ПАРОХОД «КАПИТОЛИНА»
— Редко-Конопленко, Редко-Конопленко, Редко-Редко… — напевал генерал, — Редко-Конопленко…
В ветхом пиджачке, в мягких туфлях, но выбритый, он ходил по диагонали комнаты. Обстановка определялась так: полдень предвесеннего парижского дня, теплого и погожего, с высокими облачками на небе нежно-голубом. В окне расчерчено оно тонкими ветвями каштанов жаненовских. Нет еще почек, но скоро будут — бледный свет, реющий, с летящим в нем голубем, обещает неплохое. Каждый год спускается весна на город этот, одевает зеленью каштаны, синеватым дымом дали.

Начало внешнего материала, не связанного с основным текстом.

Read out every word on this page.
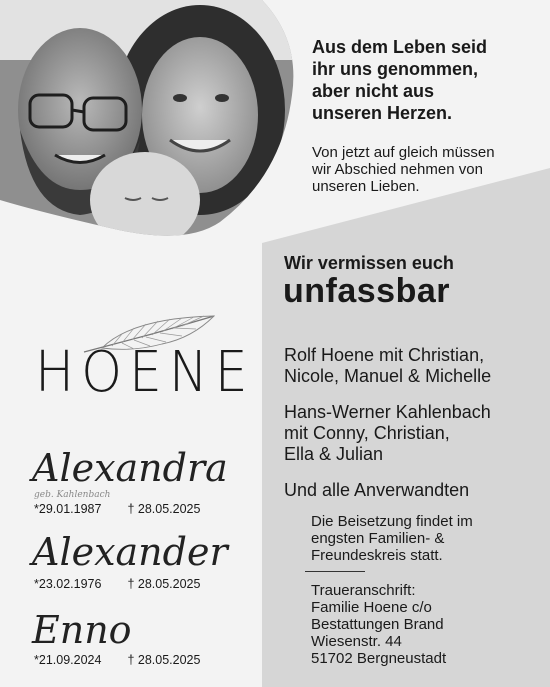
Aus dem Leben seid
ihr uns genommen,
aber nicht aus
unseren Herzen.
Von jetzt auf gleich müssen
wir Abschied nehmen von
unseren Lieben.
Wir vermissen euch
unfassbar
HOENE
Alexandra
geb. Kahlenbach
*29.01.1987 † 28.05.2025
Alexander
*23.02.1976 † 28.05.2025
Enno
*21.09.2024 † 28.05.2025
Rolf Hoene mit Christian,
Nicole, Manuel & Michelle
Hans-Werner Kahlenbach
mit Conny, Christian,
Ella & Julian
Und alle Anverwandten
Die Beisetzung findet im
engsten Familien- &
Freundeskreis statt.
Traueranschrift:
Familie Hoene c/o
Bestattungen Brand
Wiesenstr. 44
51702 Bergneustadt
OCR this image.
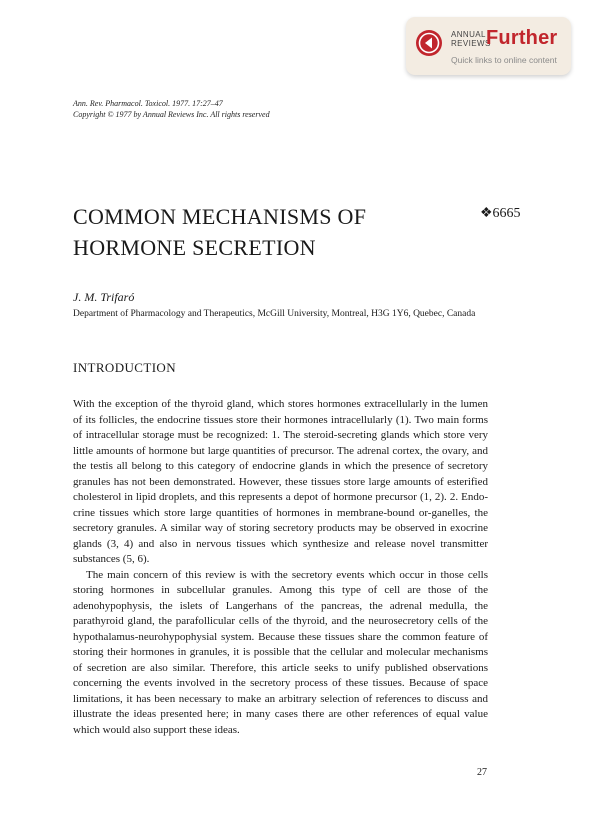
ANNUAL
REVIEWS
Further
Quick links to online content
Ann. Rev. Pharmacol. Toxicol. 1977. 17:27–47
Copyright © 1977 by Annual Reviews Inc. All rights reserved
COMMON MECHANISMS OF
HORMONE SECRETION
❖6665
J. M. Trifaró
Department of Pharmacology and Therapeutics, McGill University, Montreal, H3G 1Y6, Quebec, Canada
INTRODUCTION

With the exception of the thyroid gland, which stores hormones extracellularly in the lumen of its follicles, the endocrine tissues store their hormones intracellularly (1). Two main forms of intracellular storage must be recognized: 1. The steroid-secreting glands which store very little amounts of hormone but large quantities of precursor. The adrenal cortex, the ovary, and the testis all belong to this category of endocrine glands in which the presence of secretory granules has not been demonstrated. However, these tissues store large amounts of esterified cholesterol in lipid droplets, and this represents a depot of hormone precursor (1, 2). 2. Endo-crine tissues which store large quantities of hormones in membrane-bound or-ganelles, the secretory granules. A similar way of storing secretory products may be observed in exocrine glands (3, 4) and also in nervous tissues which synthesize and release novel transmitter substances (5, 6).

The main concern of this review is with the secretory events which occur in those cells storing hormones in subcellular granules. Among this type of cell are those of the adenohypophysis, the islets of Langerhans of the pancreas, the adrenal medulla, the parathyroid gland, the parafollicular cells of the thyroid, and the neurosecretory cells of the hypothalamus-neurohypophysial system. Because these tissues share the common feature of storing their hormones in granules, it is possible that the cellular and molecular mechanisms of secretion are also similar. Therefore, this article seeks to unify published observations concerning the events involved in the secretory process of these tissues. Because of space limitations, it has been necessary to make an arbitrary selection of references to discuss and illustrate the ideas presented here; in many cases there are other references of equal value which would also support these ideas.

27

Таков пейзаж генеральский. Внутреннее же положение: газета, которую подсовывает по утрам Валентина Григорьевна, прочитана. Кофе выпит. Есть кусочек черного хлеба и луковица, но лук он ест на ночь, заедая жареным черным хлебом: днем неловко, запах…
— Редко-Конопленко, Редко-Конопленко… Редко-Редко… Под фамилию из объявлений легче ходить, при напеве, похожем на барабан. Если бы Рафа присутствовал, это доставило бы ему истинное удовольствие. Он сказал бы, что генерал «шутится». Но Рафа далеко.

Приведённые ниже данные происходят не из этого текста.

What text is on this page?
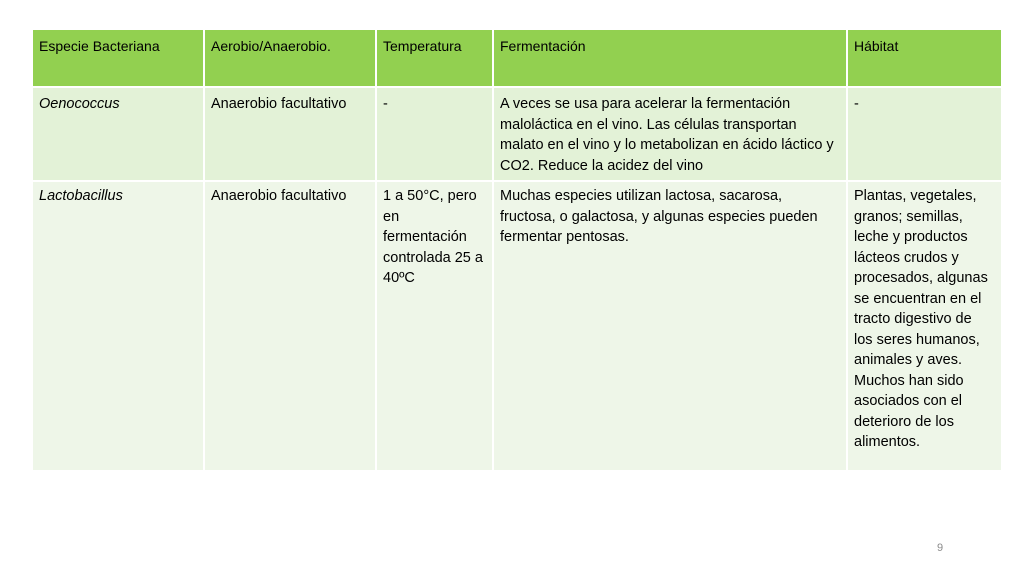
Especie Bacteriana	Aerobio/Anaerobio.	Temperatura	Fermentación	Hábitat
Oenococcus	Anaerobio facultativo	-	A veces se usa para acelerar la fermentación maloláctica en el vino. Las células transportan malato en el vino y lo metabolizan en ácido láctico y CO2. Reduce la acidez del vino	-
Lactobacillus	Anaerobio facultativo	1 a 50°C, pero en fermentación controlada 25 a 40ºC	Muchas especies utilizan lactosa, sacarosa, fructosa, o galactosa, y algunas especies pueden fermentar pentosas.	Plantas, vegetales, granos; semillas, leche y productos lácteos crudos y procesados, algunas se encuentran en el tracto digestivo de los seres humanos, animales y aves. Muchos han sido asociados con el deterioro de los alimentos.
9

Черный хлеб очень пригодится. Кроме него ничего нет. Угля для печурки не съешь, да и его дала Дора Львовна. Из Олимпиадиной рекомендации ничего не вышло: нанялся уж художник-француз. Набежала за эти дни работишка — раздавать рекламы на улице. Роздал, за три часа десять франков в карман. Служба не предосудительная, но случайная. В тот же день ночной шофер, капитан Бехтерев, завел в бистро и за стойкою рассказал, как можно заработать: бродить у подъезда знаменитого публичного дома и ждать, когда русский шофер привезет кого-нибудь. «Мы, русские, — сказал капитан, — не звоним для ночного клиента — брезгуем. Французы звонят, получают от дома франков по тридцати. Есть же особые типы, которые ждут именно нашего брата, и как он остановится — раз, позвонил. Ему и перепадает».